Just as advertisers are looking for mass audiences, viewers are looking for clarity of their own. With so much on offer, finding content has become a time-consuming process. One in four viewers don’t think it’s easy to find content they want to watch, and on average they spend ten-and-a-half minutes finding something to watch.
A programmable navigation tool, a recommendation engine and a key piece of media real estate, the home screen has a rare power to capture the disparate viewing public in one place.
Smart TV users are using the home screen five or more times a day – more than any VOD app. This year, EssenceMediacom predicts that viewers will spend more time navigating TV operating systems than watching any single broadcaster, particularly among younger audiences.
The home screen, sitting at the centre of a spider’s web of app usage, is a hub of this developing world, and it becomes a launchpad for all TV experiences, as well as an important place from which to influence their choices.
We know that smart TV audiences appreciate relevant advertising, and respond to relevant recommendations and messages. 37% want to see ads curated to their interests or the content they are watching. 45% say the primary way they find new products or brands is via ads on the TV. The evolving home screen is a way to do it.
More screens, more data
Now let’s zoom out further. The world doesn’t revolve around a single screen anymore – even if it is the biggest screen in the home. But by combining TV viewing data with insights from mobile, we are able to build an updated understanding of how media is consumed throughout a typical day, across apps and devices. That lets advertisers optimise for omnichannel, and helps them meet the consumer in the right moment.

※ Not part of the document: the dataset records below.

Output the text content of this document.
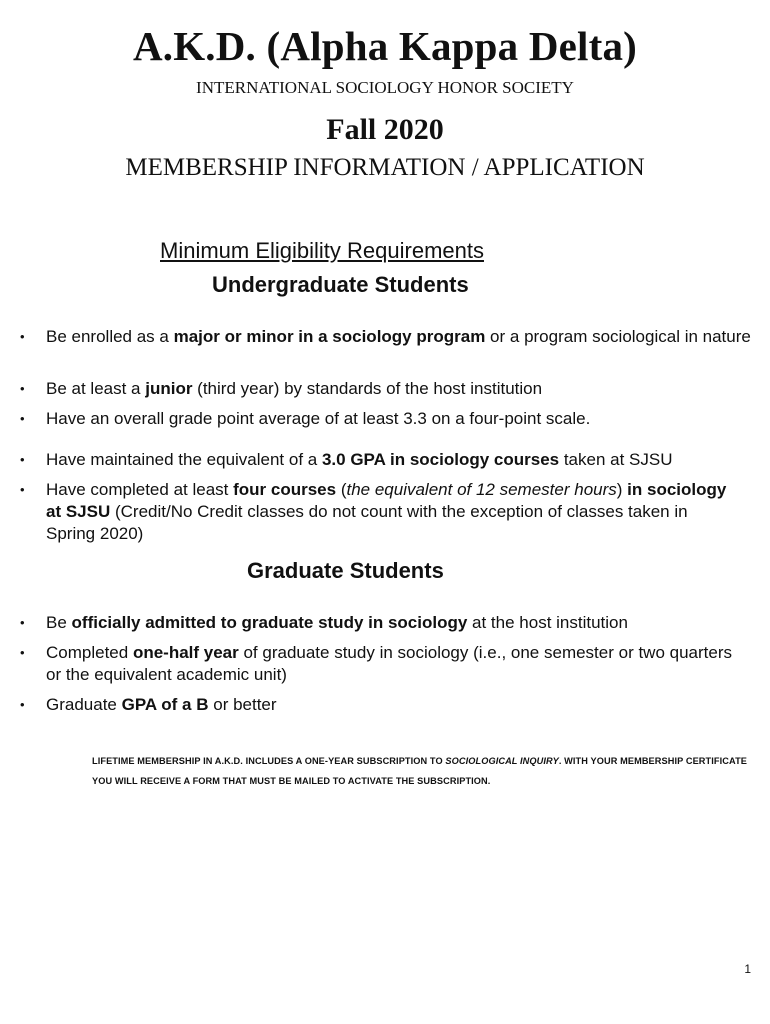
A.K.D. (Alpha Kappa Delta)
INTERNATIONAL SOCIOLOGY HONOR SOCIETY
Fall 2020
MEMBERSHIP INFORMATION / APPLICATION
Minimum Eligibility Requirements
Undergraduate Students
• Be enrolled as a major or minor in a sociology program or a program sociological in nature
• Be at least a junior (third year) by standards of the host institution
• Have an overall grade point average of at least 3.3 on a four-point scale.
• Have maintained the equivalent of a 3.0 GPA in sociology courses taken at SJSU
• Have completed at least four courses (the equivalent of 12 semester hours) in sociology at SJSU (Credit/No Credit classes do not count with the exception of classes taken in Spring 2020)
Graduate Students
• Be officially admitted to graduate study in sociology at the host institution
• Completed one-half year of graduate study in sociology (i.e., one semester or two quarters or the equivalent academic unit)
• Graduate GPA of a B or better
LIFETIME MEMBERSHIP IN A.K.D. INCLUDES A ONE-YEAR SUBSCRIPTION TO SOCIOLOGICAL INQUIRY. WITH YOUR MEMBERSHIP CERTIFICATE YOU WILL RECEIVE A FORM THAT MUST BE MAILED TO ACTIVATE THE SUBSCRIPTION.
1
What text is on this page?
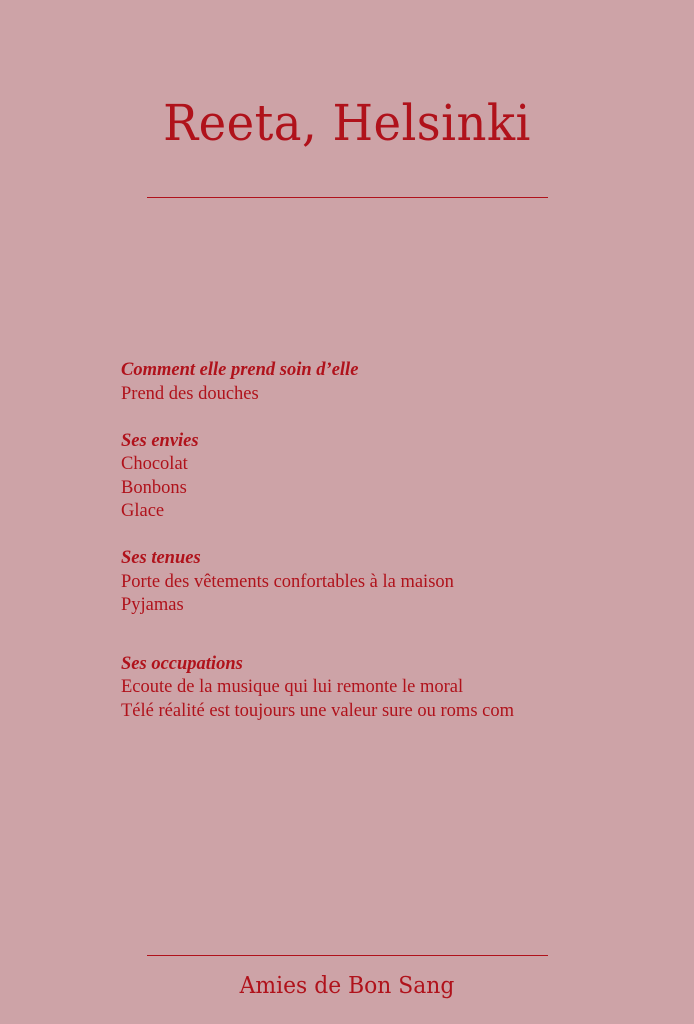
Reeta, Helsinki
Comment elle prend soin d’elle
Prend des douches
Ses envies
Chocolat
Bonbons
Glace
Ses tenues
Porte des vêtements confortables à la maison
Pyjamas
Ses occupations
Ecoute de la musique qui lui remonte le moral
Télé réalité est toujours une valeur sure ou roms com
Amies de Bon Sang
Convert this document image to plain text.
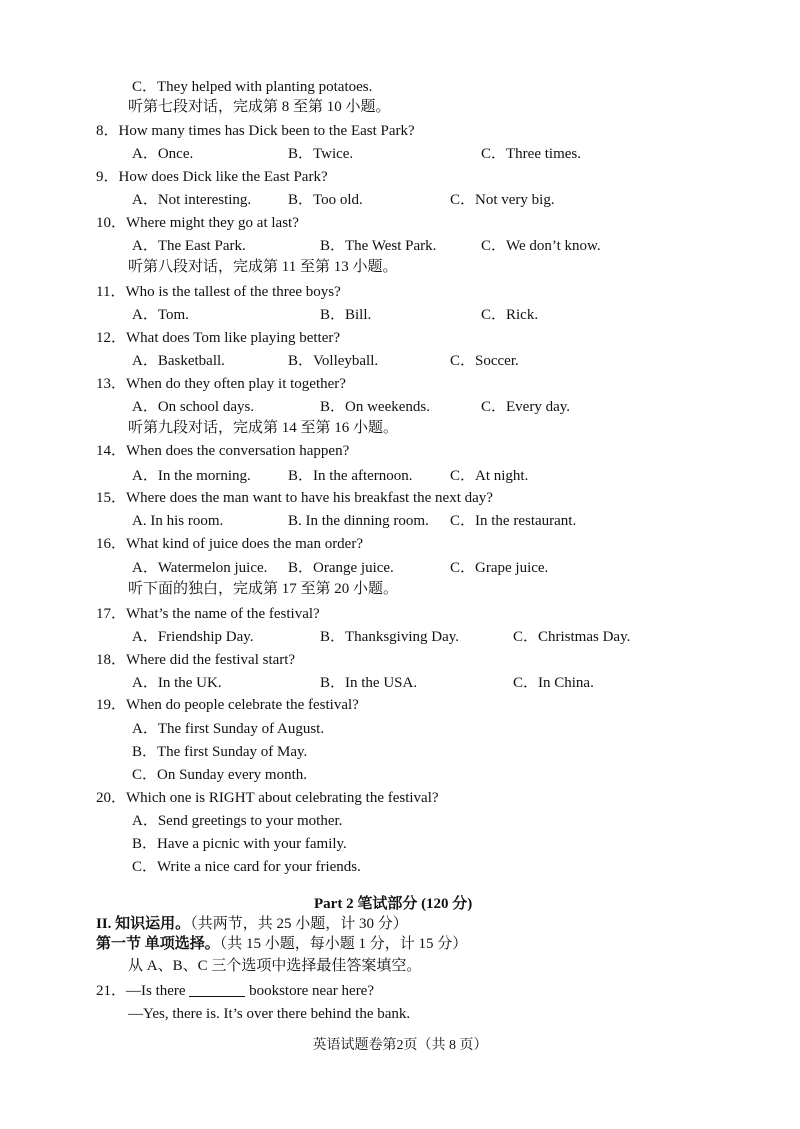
C．They helped with planting potatoes.
听第七段对话，完成第 8 至第 10 小题。
8．How many times has Dick been to the East Park?
A．Once.	B．Twice.	C．Three times.
9．How does Dick like the East Park?
A．Not interesting. B．Too old.	C．Not very big.
10．Where might they go at last?
A．The East Park.	B．The West Park.	C．We don’t know.
听第八段对话，完成第 11 至第 13 小题。
11．Who is the tallest of the three boys?
A．Tom.	B．Bill.	C．Rick.
12．What does Tom like playing better?
A．Basketball.	B．Volleyball.	C．Soccer.
13．When do they often play it together?
A．On school days.	B．On weekends.	C．Every day.
听第九段对话，完成第 14 至第 16 小题。
14．When does the conversation happen?
A．In the morning. B．In the afternoon. C．At night.
15．Where does the man want to have his breakfast the next day?
A. In his room.	B. In the dinning room. C．In the restaurant.
16．What kind of juice does the man order?
A．Watermelon juice. B．Orange juice.	C．Grape juice.
听下面的独白，完成第 17 至第 20 小题。
17．What’s the name of the festival?
A．Friendship Day.	B．Thanksgiving Day.	C．Christmas Day.
18．Where did the festival start?
A．In the UK.	B．In the USA.	C．In China.
19．When do people celebrate the festival?
A．The first Sunday of August.
B．The first Sunday of May.
C．On Sunday every month.
20．Which one is RIGHT about celebrating the festival?
A．Send greetings to your mother.
B．Have a picnic with your family.
C．Write a nice card for your friends.
Part 2 笔试部分 (120 分)
II. 知识运用。（共两节，共 25 小题，计 30 分）
第一节 单项选择。（共 15 小题，每小题 1 分，计 15 分）
从 A、B、C 三个选项中选择最佳答案填空。
21．—Is there	bookstore near here?
—Yes, there is. It’s over there behind the bank.
英语试题卷第2页（共 8 页）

We know, for instance, that throughout the day, mobile usage and TV consumption steadily rise, and second-screening hits its height during peak and slightly later TV times. That means attention could be lower on the big screen during this time, so it is worth considering engagement ads – such as clickable or QR ads – while the mobile is more likely to be in the viewer’s hand.
Given that usage of different devices fluctuates at different times – mobile usage is lower midweek, TV consumption of all kinds peaks during weekends, and Sunday reliably heralds a boom in mobile app usage – we can say that brands should consider sequential advertising between the TV and mobile to reach and convert through the week.
Media consumption is changing rapidly, and it is never going back to what it was. One buy can’t get you all those eyeballs anymore, but that doesn’t mean we can’t understand where those viewers have gone. Understanding not just the significance of the home screen, but all screens, will once again illuminate the darkened path for advertisers.